Exploiter la forêt, mais de façon durable
Le Gabon veut continuer à exploiter la forêt pour le bois, mais de façon durable sans la meurtrir, ce qui est possible, estime Lee White. Dans le pays, 80% des émissions de carbone sont liées à l'exploitation forestière, dit-il. C'est-à-dire les arbres abattus pour les routes qu'empruntent les camions ou pour les pistes des bulldozers. Ou ne serait-ce que la façon dont ces végétaux tombent quand ils sont coupés. Quand ils sont écrasés ou abîmés, ils se décomposent et finissent par libérer leur carbone.
"Si on peut réduire la largeur des routes, si on peut couper l'arbre dans une direction qui minimise les dégâts, si on peut réduire la taille des débardages (pistes pour bulldozers), si on augmente le cycle de rotations, il y a beaucoup d'actions qu'on peut entreprendre pour réduire les émissions", explique-t-il.

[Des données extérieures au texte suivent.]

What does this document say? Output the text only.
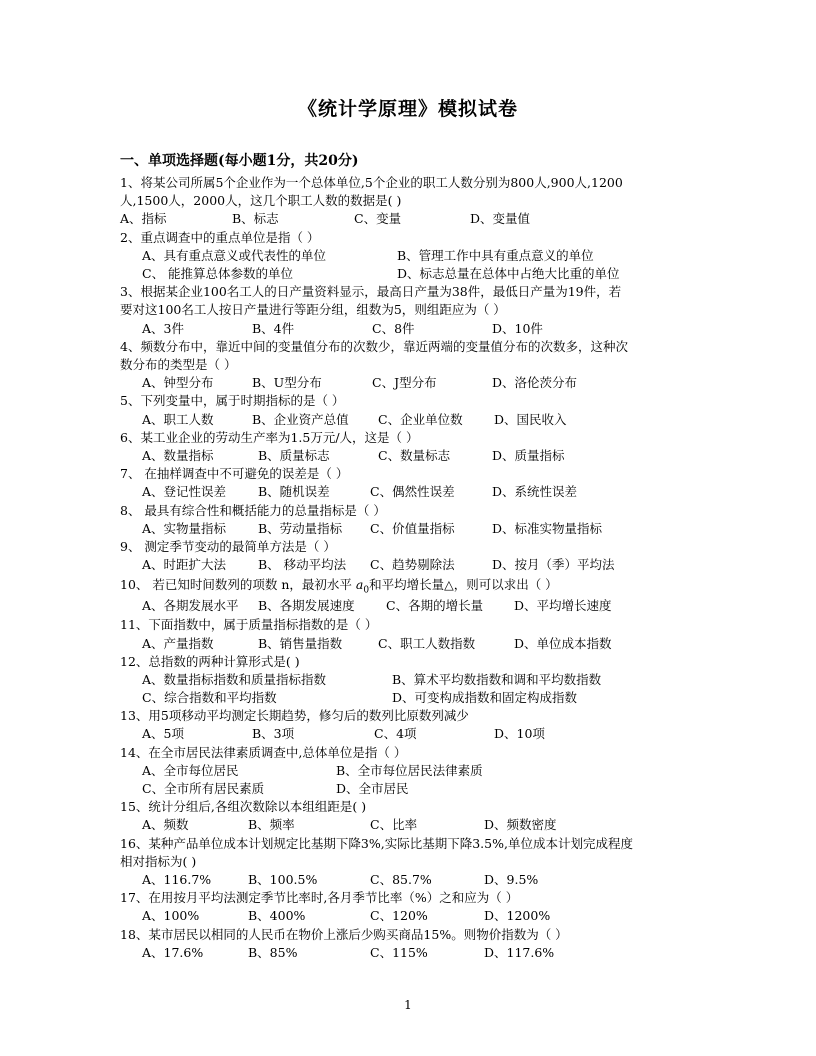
《统计学原理》模拟试卷
一、单项选择题(每小题1分，共20分)
1、将某公司所属5个企业作为一个总体单位,5个企业的职工人数分别为800人,900人,1200
人,1500人，2000人，这几个职工人数的数据是( )
A、指标	B、标志	C、变量	D、变量值
2、重点调查中的重点单位是指（ ）
A、具有重点意义或代表性的单位	B、管理工作中具有重点意义的单位
C、 能推算总体参数的单位	D、标志总量在总体中占绝大比重的单位
3、根据某企业100名工人的日产量资料显示，最高日产量为38件，最低日产量为19件，若
要对这100名工人按日产量进行等距分组，组数为5，则组距应为（ ）
A、3件	B、4件	C、8件	D、10件
4、频数分布中，靠近中间的变量值分布的次数少，靠近两端的变量值分布的次数多，这种次
数分布的类型是（ ）
A、钟型分布	B、U型分布	C、J型分布	D、洛伦茨分布
5、下列变量中，属于时期指标的是（ ）
A、职工人数	B、企业资产总值 C、企业单位数	D、国民收入
6、某工业企业的劳动生产率为1.5万元/人，这是（ ）
A、数量指标	B、质量标志	C、数量标志	D、质量指标
7、 在抽样调查中不可避免的误差是（ ）
A、登记性误差	B、随机误差	C、偶然性误差	D、系统性误差
8、 最具有综合性和概括能力的总量指标是（ ）
A、实物量指标	B、劳动量指标 C、价值量指标	D、标准实物量指标
9、 测定季节变动的最简单方法是（ ）
A、时距扩大法	B、 移动平均法 C、趋势剔除法	D、按月（季）平均法
10、 若已知时间数列的项数 n，最初水平 $a_0$和平均增长量△，则可以求出（ ）
A、各期发展水平 B、各期发展速度	C、各期的增长量 D、平均增长速度
11、下面指数中，属于质量指标指数的是（ ）
A、产量指数	B、销售量指数	C、职工人数指数	D、单位成本指数
12、总指数的两种计算形式是( )
A、数量指标指数和质量指标指数	B、算术平均数指数和调和平均数指数
C、综合指数和平均指数	D、可变构成指数和固定构成指数
13、用5项移动平均测定长期趋势，修匀后的数列比原数列减少
A、5项	B、3项	C、4项	D、10项
14、在全市居民法律素质调查中,总体单位是指（ ）
A、全市每位居民	B、全市每位居民法律素质
C、全市所有居民素质	D、全市居民
15、统计分组后,各组次数除以本组组距是( )
A、频数	B、频率	C、比率	D、频数密度
16、某种产品单位成本计划规定比基期下降3%,实际比基期下降3.5%,单位成本计划完成程度
相对指标为( )
A、116.7%	B、100.5%	C、85.7%	D、9.5%
17、在用按月平均法测定季节比率时,各月季节比率（%）之和应为（ ）
A、100%	B、400%	C、120%	D、1200%
18、某市居民以相同的人民币在物价上涨后少购买商品15%。则物价指数为（ ）
A、17.6%	B、85%	C、115%	D、117.6%
1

Une chose est sûre : la Norvège ne paiera que si le Gabon y parvient.
Ce pays est situé en plein cœur de la forêt tropicale d'Afrique centrale, appelée "le deuxième poumon de la terre" après l'Amazonie, qui "couvre un territoire aussi vaste que l'Europe occidentale", selon la Cafi. Il est recouvert à près de 90% par des surfaces boisées.
Depuis plusieurs années, les autorités gabonaises ont développé une politique de conservation relativement poussée pour l'Afrique centrale. Le pays possède 13 parcs nationaux, qui couvrent 11% de son territoire, mais aussi 20 aires marines protégées.
Dans le même temps, le Gabon héberge près de 60% des éléphants de forêt qui subsistent en Afrique. Selon la Cafi, il s'agit "d'un indicateur clé de la bonne gestion des ressources naturelles" d'un pays.
Scandale
Début mars, le pays avait été secoué par la découverte d'un vaste trafic de kevazingo, un bois précieux très prisé en Asie et interdit d'exploitation au Gabon. Il sert à fabriquer des meubles, exportés notamment vers la Chine. Ce scandale, qui implique plusieurs sociétés chinoises et des responsables politiques, a montré l'ampleur de la corruption dans l'administration.
Le président Ali Bongo Ondimba avait réagi en procédant à un remaniement ministériel. Il avait ainsi nommé à la tête du ministère des Forêts le professeur britannique Lee White, réputé pour être un écologiste intransigeant. Les stocks saisis vont être mis aux enchères, a dit le ministre. Il espère pouvoir en autoriser de nouveau l'exploitation en 2020 ou 2021. Selon lui, les réserves actuelles de kevazingo permettront d'assurer la production de meubles pendant "12 à 24 mois".